Dabei gelangten wir von der Westseite auf die Südseite des Berges. Es
ist nicht von ungefähr üblich, anfangs zwischen dem Basecamp und dem
ersten Hochlager noch ein Zwischenlager anzulegen, um nicht schon in den
ersten Tagen zuviel Kraft zu verpulvern. Doch wir alle sind bestens
akklimatisiert, weil wir ja tatsächlich im Everest-Basislager waren, um
uns an die Höhe optimal anzupassen.
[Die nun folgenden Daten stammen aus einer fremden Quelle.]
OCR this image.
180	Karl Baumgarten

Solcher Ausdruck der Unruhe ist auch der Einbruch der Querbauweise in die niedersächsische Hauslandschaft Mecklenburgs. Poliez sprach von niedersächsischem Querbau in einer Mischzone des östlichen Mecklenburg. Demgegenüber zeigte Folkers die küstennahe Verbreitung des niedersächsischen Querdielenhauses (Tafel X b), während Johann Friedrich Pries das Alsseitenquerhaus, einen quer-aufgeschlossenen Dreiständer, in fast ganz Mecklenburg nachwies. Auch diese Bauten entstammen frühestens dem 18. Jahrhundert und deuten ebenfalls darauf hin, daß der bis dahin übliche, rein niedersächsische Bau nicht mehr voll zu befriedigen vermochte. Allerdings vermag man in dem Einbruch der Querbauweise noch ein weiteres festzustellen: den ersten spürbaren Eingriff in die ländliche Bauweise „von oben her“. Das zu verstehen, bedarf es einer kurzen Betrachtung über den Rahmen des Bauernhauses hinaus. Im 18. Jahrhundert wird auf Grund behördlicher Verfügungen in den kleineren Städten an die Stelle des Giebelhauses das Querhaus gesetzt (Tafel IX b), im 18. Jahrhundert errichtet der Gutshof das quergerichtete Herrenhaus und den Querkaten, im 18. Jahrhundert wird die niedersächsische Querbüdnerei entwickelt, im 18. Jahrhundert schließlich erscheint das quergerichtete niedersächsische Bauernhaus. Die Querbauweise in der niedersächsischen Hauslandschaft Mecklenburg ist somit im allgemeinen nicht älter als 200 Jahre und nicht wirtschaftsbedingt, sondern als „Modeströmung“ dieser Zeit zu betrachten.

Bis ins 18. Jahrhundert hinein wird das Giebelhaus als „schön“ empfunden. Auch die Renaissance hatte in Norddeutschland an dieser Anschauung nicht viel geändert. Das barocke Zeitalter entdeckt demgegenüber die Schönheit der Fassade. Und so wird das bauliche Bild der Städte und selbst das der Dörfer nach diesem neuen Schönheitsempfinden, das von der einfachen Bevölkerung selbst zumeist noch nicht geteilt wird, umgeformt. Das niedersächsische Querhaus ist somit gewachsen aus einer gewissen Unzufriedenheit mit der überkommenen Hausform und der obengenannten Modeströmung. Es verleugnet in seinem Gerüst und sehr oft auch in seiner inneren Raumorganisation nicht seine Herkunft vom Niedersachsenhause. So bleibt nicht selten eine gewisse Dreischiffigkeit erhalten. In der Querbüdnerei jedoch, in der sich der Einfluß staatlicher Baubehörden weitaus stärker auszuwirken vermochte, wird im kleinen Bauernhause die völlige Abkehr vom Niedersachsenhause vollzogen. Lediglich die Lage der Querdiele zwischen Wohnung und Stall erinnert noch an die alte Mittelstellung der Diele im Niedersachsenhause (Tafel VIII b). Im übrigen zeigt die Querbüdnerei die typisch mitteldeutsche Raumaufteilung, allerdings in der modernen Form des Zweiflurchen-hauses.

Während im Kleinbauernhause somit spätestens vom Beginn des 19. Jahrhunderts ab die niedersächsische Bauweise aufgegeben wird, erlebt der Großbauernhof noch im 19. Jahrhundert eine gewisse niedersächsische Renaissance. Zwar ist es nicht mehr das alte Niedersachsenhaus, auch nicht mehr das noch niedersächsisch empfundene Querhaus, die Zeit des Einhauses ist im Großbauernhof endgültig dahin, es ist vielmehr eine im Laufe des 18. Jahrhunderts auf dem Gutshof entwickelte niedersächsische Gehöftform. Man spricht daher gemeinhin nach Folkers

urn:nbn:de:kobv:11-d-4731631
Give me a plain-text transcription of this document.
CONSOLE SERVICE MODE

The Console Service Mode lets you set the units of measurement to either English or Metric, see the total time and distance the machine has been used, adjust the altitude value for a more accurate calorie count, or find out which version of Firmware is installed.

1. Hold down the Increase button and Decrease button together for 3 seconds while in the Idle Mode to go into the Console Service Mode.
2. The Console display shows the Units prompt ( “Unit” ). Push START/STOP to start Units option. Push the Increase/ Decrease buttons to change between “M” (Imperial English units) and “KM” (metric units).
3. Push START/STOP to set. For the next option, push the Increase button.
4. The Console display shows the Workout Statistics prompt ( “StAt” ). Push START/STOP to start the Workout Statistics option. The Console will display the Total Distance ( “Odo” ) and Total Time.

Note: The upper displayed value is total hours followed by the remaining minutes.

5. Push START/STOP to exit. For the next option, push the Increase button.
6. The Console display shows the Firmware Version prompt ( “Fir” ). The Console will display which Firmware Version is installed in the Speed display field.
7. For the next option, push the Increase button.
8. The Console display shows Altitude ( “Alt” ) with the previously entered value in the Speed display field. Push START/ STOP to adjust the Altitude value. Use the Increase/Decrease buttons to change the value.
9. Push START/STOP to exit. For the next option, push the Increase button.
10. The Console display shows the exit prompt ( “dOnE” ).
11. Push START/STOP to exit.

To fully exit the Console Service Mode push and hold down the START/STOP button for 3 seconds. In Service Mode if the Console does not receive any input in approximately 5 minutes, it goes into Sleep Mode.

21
Deshalb verzichteten wir auf ein
solches Lager und gingen gleich die 1200 Höhenmeter bis hinauf zum
traditionellen Platz für das richtige Lager 1, welches auf einer Höhe
von 5740 Metern liegt.
Ein völlig neuer Blick auf den Berg tut sich auf: Die
Südwand der Ama Dablam! Das Lager 1 liegt genau zwischen meinem Kopf und
meinem Rucksack auf der kleinen Zacke.
Doch dieser Aufstieg hat es in zweierlei Hinsicht in sich. Einerseits
sind die 1200 Höhenmeter wirklich kein Pappenstiel, wenn der Rucksack
schwer ist. Der Weg ist sehr weit und führt im oberen Bereich fast
ausschließlich über ziemlich häßliches Geröll. Vier bis fünf Stunden
dauert der Aufstieg bis dort hinauf. Doch beschwerlich ist das
Bergsteigen in der Höhe immer. Die andere Hinsicht ist die
entscheidende! Der Aufstieg bietet phantastische neue Ausblicke auf die
Ama Dablam. Die Südwand präsentiert sich und mit ihr ein überwältigendes
Panorama der sie umgebenden Gipfel. Diese Bergsichten haben mich für die
Strapazen mehr als belohnt.
Und die nächste überaus positive Überraschung war das Camp selbst. Wie
ein Adlerhorst liegt es wenige Meter unterhalb des Grates, der hinauf
zum Gipfel führt. Wenige Schritte nur, und man kann hinunter ins
Basislager schauen. Deshalb ist die Funkverbindung zum Basecamp
hervorragend. Die gesamte weitere Aufstiegsroute liegt dort oben vor
uns, und wir konnten sie aus geringer aber sicherer Distanz genauestens
in Augenschein nehmen.
Lakpa und Olaf beim Anlegen des Depots.
Durch die beiden Aufstiege gestern und heute haben wir schon am zweiten
Tag am Berg Nahrung und Brennstoff für eine Woche, drei Zelte, 400 Meter
Seil sowie sämtliche Felshaken, Eisschrauben und Friends dort oben im
ersten Hochlager. Übermorgen, also am 19. April werden Lakpa und ich
hinaufziehen und mit dem Einrichten der Route beginnen. Ein Zelt haben
wir übrigens noch nicht aufgestellt, zu groß ist die Gefahr, daß die
Vögel das Zelt zerstören, weil sie Nahrung darin vermuten. Wie groß ihre
Zerstörungskraft sein kann, weiß ich noch vom Gasherbrum 1995, wo sie unser
Lager 1 auf 6000 Metern fast vollständig zerlegt haben.
Jetzt bleibt uns nur, auf gutes Wetter zu hoffen, welches ja in den
letzten Tagen zwar zu Wünschen übrig ließ, aber doch stabil und ohne
Schnee gewesen ist. Das schlimmste, was uns hier an diesem Berg
passieren kann, ist starker Schneefall. Alles andere können wir
irgendwie überstehen. Doch Schnee in den schwierigen Kletterpassagen
oben zwischen Lager 1 und Lager 3 kann alles zunichte machen. Aber der
alte Mönch versprach uns ja die Gunst der Mutter mit dem Amulett!